I have Table T
T(A , B , C , D)
With this query:
Select A
from T
Where B = C
Does having an index on D make a difference in the performance of the given query?
Does having an index on columns that are not used in a select query make a difference?
3
Answers
Probably not, but it could make the query slower, if RAM that might have been used for serving the query is instead be used towards the index.
Additionally, if your model of indexing is separate indices for columns A, B, and C, that’s not how it works. For example, an index on column A alone is worthless for this query, and if you have separate indexes on columns B and C individually only one of them might possibly be used, and probably neither is helpful.

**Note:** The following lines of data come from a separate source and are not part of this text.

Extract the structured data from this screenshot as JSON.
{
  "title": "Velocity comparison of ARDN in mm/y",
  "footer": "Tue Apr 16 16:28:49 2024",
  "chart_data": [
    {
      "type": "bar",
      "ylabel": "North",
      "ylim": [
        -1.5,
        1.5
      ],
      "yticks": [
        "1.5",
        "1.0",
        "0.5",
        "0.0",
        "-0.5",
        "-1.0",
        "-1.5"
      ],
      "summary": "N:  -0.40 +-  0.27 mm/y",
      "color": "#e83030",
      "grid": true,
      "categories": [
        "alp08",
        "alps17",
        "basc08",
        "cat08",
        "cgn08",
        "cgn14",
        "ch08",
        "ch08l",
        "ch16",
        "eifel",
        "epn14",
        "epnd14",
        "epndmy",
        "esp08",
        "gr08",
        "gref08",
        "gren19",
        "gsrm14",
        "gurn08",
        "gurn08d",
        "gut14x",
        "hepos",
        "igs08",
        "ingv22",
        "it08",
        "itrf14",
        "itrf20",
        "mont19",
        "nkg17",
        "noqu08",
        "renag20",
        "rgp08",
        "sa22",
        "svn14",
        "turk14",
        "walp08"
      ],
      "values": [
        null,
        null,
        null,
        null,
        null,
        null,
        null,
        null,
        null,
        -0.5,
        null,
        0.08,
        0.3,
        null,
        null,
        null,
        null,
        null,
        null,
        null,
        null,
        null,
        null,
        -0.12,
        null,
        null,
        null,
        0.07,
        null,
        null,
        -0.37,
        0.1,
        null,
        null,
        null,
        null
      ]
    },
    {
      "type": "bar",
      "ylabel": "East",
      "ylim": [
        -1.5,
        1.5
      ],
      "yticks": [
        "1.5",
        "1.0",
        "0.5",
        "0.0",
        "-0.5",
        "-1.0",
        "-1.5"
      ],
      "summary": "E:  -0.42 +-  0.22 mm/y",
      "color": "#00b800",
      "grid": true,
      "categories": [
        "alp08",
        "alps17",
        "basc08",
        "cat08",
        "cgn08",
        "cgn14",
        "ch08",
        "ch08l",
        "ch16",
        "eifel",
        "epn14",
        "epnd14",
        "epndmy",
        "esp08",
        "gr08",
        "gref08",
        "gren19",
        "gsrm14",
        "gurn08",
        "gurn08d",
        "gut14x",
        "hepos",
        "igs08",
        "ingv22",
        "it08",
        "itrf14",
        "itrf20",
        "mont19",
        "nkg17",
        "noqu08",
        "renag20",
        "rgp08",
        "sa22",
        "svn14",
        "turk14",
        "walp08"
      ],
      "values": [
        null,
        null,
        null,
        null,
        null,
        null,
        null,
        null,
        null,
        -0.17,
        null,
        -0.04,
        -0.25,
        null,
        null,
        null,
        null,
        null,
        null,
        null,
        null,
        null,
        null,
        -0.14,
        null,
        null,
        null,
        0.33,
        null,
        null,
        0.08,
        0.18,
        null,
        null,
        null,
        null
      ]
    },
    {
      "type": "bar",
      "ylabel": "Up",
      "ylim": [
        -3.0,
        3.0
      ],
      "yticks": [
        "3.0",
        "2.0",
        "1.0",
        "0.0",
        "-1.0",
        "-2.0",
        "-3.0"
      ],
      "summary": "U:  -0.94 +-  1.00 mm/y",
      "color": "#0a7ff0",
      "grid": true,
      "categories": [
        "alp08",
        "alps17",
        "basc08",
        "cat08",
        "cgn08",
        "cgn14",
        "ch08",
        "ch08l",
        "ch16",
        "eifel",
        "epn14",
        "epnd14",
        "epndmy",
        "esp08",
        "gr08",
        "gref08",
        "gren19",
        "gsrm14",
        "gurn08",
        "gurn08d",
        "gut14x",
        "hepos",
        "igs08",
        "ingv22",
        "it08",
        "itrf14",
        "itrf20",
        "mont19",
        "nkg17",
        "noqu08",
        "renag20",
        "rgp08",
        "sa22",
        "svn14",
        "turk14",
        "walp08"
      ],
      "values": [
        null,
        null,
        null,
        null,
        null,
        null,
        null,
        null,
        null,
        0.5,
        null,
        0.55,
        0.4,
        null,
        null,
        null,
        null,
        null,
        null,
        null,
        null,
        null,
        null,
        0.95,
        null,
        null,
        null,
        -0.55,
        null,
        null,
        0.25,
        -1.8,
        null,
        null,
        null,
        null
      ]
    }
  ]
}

Instead, this query is best served by a single index for columns
(B, C, include A)
all in the same index and in that specific order (though you may be able to reverse C and B, since theB=C
expression is equivalent toC=B
).The
include
means it doesn’t have to worry about sorting/order for column A, and instead just uses the indexedA
values so the database can fully serve the query from the index alone, without needing to go back to the original table.Yes it does. The index will be larger because of the extra column so it does consume more IO and more RAM. If you can measure the difference, that’s a different thing. You can measure this yourself.
Do you have queries that search for the D column?
An index main purpose is to help you find tables entries quickly. Your index starts with column A, so if we wanted to find rows for particular A values, the index might be helpful. We are not looking for particular A values, though. But let’s say that the column A is not selective, i.e., containing only few distinct values. In the extreme there would only be one A value, and we’d could consider the index actually starting with column B. Then we’d find rows with particular B values quickly. Alas, we are not looking for particular B values in the query.
Conclusion: In order to find all rows matching B = C we’d have to read the whole index, anyway, because if we imagine B and C to contain the letters a to z, then we could have matches at any position in the index starting with a = a to the very end with z = z.
So, when would using the index make sense at all? The index does contain all columns we are interested in, so we could read the index instead of the table. But muddling one’s way through a complete index tree is usually much more work than just reading a table sequentially. Reading the whole index instead of the whole table only makes sense hence, when a table row we read from disk takes much more space than the three or four columns in the index. Let’s say A, B, C and D are integers, but there is another column E in the table that is a string containing about 5 kilobytes in each row. Then reading the few bytes from the index instead of the much bigger table rows would probably be preferable. And the additional D (just an integer) would not make the index much bigger, so including it could make things only slightly slower. If D were the string column, though, then this would make the index much bigger and you’d lose the advantage of reading the index versus reading the table.
So, to make a long story short: Whether the index will be used at all, and if so whether it would make a difference including column D in the index or not, depends on the table.